Think of your NAP listings like flags in the sand, they give search engines the thumbs up that you are actually who you say you are, and your location is where it says it is. Without these, it makes the search engine’s job harder which will only work against you.

But how do you get citations right?

Answer: Make every directory listing the same, consistency is key!

Your NAP details must be consistent across every citation on the web. Otherwise, search engines will see each listing as slightly different and therefore as separate businesses which could hinder your attempts to rank well locally.

So, get online and start reviewing your citations!

If you are in the hospitality industry, this is fantastic for building consumer trust by presenting your brand across multiple credible directories. This also gives customers more places to leave you reviews, which further increases trust in your brand.

Top Tip: Save your logins in a spreadsheet because if you ever change any details (move addresses etc.) you will need to log in and change these across each directory. There are tools you can use to help you manage citations such as BrightLocal or Semrush’s listing management tool which can help with some of the heavy lifting but if they’re out of your budget (or you just like to do things old school), then a spreadsheet is your best bet.

Step three: Boost your reputation

Reputation is incredibly important for any business, especially a business in an industry as competitive as hospitality. Usually, brand reputation is built through word of mouth for most local businesses, but as we all know, reviews can be the decider for many people so it’s important to start building your online reputation.
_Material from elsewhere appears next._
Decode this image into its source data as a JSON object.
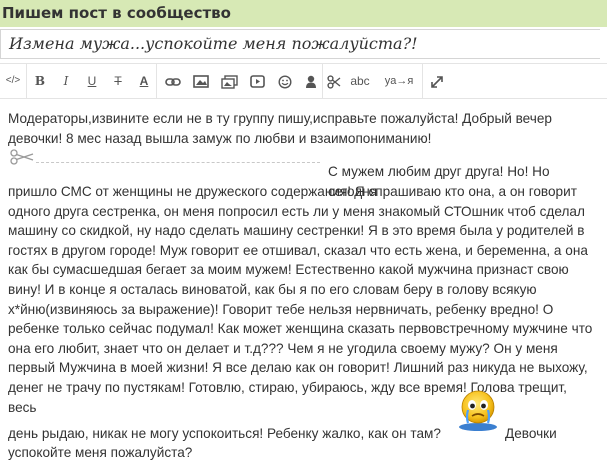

Facebook, Yelp, TripAdvisor and any industry-specific sites that showcase reviews, are all great places to start because search engines still acknowledge these as signals. Equally, always remember that your reputation should be top of mind for your customer perception, not just rankings, so it’s never a bad idea to get reviews on other platforms as your customers will still see them.
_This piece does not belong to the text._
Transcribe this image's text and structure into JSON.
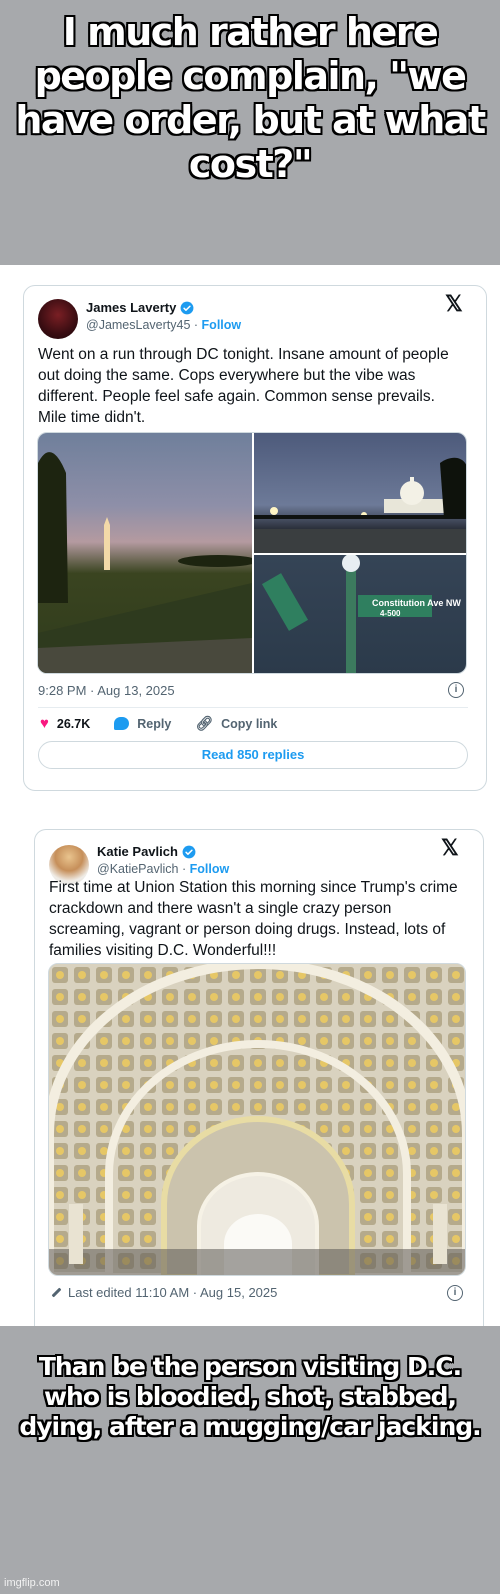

With that being said, as we’re talking specifically about Google Maps, you do need to make sure that you’re getting new reviews consistently on your Google Business Profile, as these directly affect your rankings in Google Maps.

To get these, simply head to your Google Business Profile’s homepage and share the link to your review form under ‘get more reviews’:

This will provide you with a code that you can send out to customers, taking them directly to your profile’s review page. This way they can share their experiences for other potential customers to see.

Top tip: Keywords in reviews help confirm to Google that you do what you say you do, so if you can, try and encourage your customers to say what treatment/service/product they used in their review.

Reviews are important for any business but in hospitality, these can be essential, so if your customers love what you do, ask them to share their experiences!

Step four: Optimise your landing pages

The page your Google Business Profile links to is important. Oftentimes this will be your homepage, but for some local businesses who have various locations, the link might be to a location page specific to that area. It’s important that these pages are well-optimised around the location and give customers what they need to ensure they stay on the site.

Some top tips:

Link to the correct page from your Google Business Profile – Always make sure the correct, most relevant page is linked to your Google Business Profile and make sure it is the secure version of the site (https). Don’t link to service pages or product pages from your Google Business Profile to try and sell, as users will just leave.

Make your landing page unique – The temptation when a business has multiple locations and location pages is to copy, paste and repeat the same content across these landing pages and just change the location. Don’t do this. This is classed as duplicate content and can hinder your website’s authority and rankings. It’s also just lazy. Make each landing page specific to that location, use images, include relevant case studies, they’re small things that make a big difference.

Include local keywords – Including local keywords on your landing pages is vital. The page needs to say what you do and where you do it, and the only way to communicate this effectively is through relevant, localised keywords.